Ronen’s premise is simple; he wants to share delicious food, meet new people, and create unforgettable evenings. For each of the meals, he selects three friends randomly from the email respondents and each of them brings a guest with them. The guests are not aware of who else is attending until they arrive at Ronen’s condo on the evening of the event. They’re given an approximate price, which will cover the raw cost of ingredients only (usually around $50 including wine pairings), and asked for any specific dietary restrictions… and that’s it.
While the guests are excitedly unprepared for the evening, Ronen spends hours planning the perfect combination of dinner and drinks to show them a good time.

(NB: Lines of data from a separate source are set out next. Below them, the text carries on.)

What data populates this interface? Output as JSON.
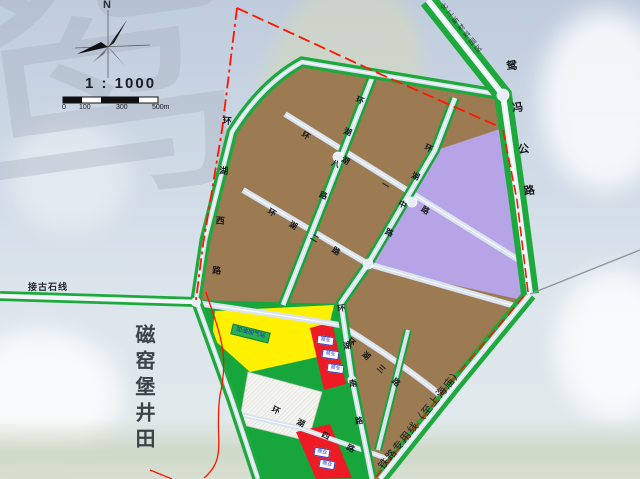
{
  "watermark": {
    "glyph": "鸳"
  },
  "compass": {
    "north_label": "N"
  },
  "scale": {
    "ratio_text": "1 : 1000",
    "ticks": [
      "0",
      "100",
      "300",
      "500m"
    ]
  },
  "area_labels": {
    "minefield": "磁窑堡井田",
    "railway_spur": "铁路专用线（至上海庙）",
    "chem_park": "化工新材料园区"
  },
  "roads": {
    "jiegushi": "接古石线",
    "highway": "鸳冯公路",
    "west": "环湖西路",
    "row1": "环湖一路",
    "row2": "环湖二路",
    "row3": "环湖三路",
    "row4": "环湖四路",
    "col8": "环湖八路",
    "colmid": "环湖中路",
    "colsouth": "环湖南路"
  },
  "parcel_labels": {
    "yellow_box": "加油加气站",
    "red_strip_boxes": [
      "商业",
      "商业",
      "商业"
    ],
    "red_block_boxes": [
      "商业",
      "商业"
    ]
  },
  "palette": {
    "sky_top": "#bfccdd",
    "sky_bottom": "#e3eaec",
    "ground_haze": "#cbd6c1",
    "parcel_brown": "#9d7b52",
    "parcel_purple": "#b6a4e6",
    "parcel_yellow": "#fff100",
    "parcel_red": "#ed1c24",
    "road_fill": "#d9e3f2",
    "road_green": "#1ea93c",
    "boundary_red": "#ff1500",
    "hatch_white": "#f4f4f0"
  }
}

“On the morning of the event, I go to St. Lawrence Market and pick up all of the ingredients for the meal. I then pop over to the [flagship] LCBO on Queens Quay and spend an hour with their Vintages experts selecting wines that will pair with each course,” he says.
The effort is definitely worth it for Ronen. When he thinks about Roro’s Table in comparison to a restaurant meal, it’s an easy win for the former. He doesn’t believe they’re even comparable experiences, saying that “when you go to a restaurant, you are expecting some level of formality… and you are separated from the cooking process.” Ronen’s vision pivots away from that formality and divide, aiming to create a shared experience.
Ronen’s not alone in this exciting new trend. One of our blog postings from April, via CBC News, took readers through this trending topic of in-home dining experiences. When asked why this type of dining is gaining popularity, Ronen cites two root causes.
“With the increased levels of social media, internet activity, and supposed ‘connections’ we all have, I think people still feel very isolated. I started this out because I wanted to have more dinners with friends while also having the opportunity to meet new people. The best place to socialize and connect, at least for me, has always been over a meal – and not just a rushed bite somewhere, but a full evening. Gathering around my table every couple months lets us all do that,” he says. He also notes that the sharing economy, including Roro’s Table, tend to cost the users less than the traditional format.
While Ronen is an amateur chef, his inspiration was drawn from professional Argentinian chefs. Pop-ups and other out-of-restaurant experiences by restaurant chefs are more popular now than ever before. Open Table, the popular online and app-based reservation platform, wrote a piece last fall stating that, “Costs for proprietors are higher than ever, between real estate and staffing, leading chefs to explore pop-ups and other creative concepts in lieu of opening new restaurants.”
So, how can the average person get involved in this out-of-restaurant trend? A couple of ideas to start you off:
- If you’re handy in the kitchen, why not host your own version of an in-home restaurant? If you’d rather not charge guests for their meal, you could go the supper club route and have a rotation with friends where everyone takes a turn hosting.
- If you’re the crafty Pinterest type (or have friends who fit this description), you could take it up a notch with some cool homemade centerpieces or menus on each plate.
- If those last ones sounded scary, and you’re more into the eating side of this than the cooking, you can check out Chez Lisgar, the in-home restaurant features in the aforementioned April post.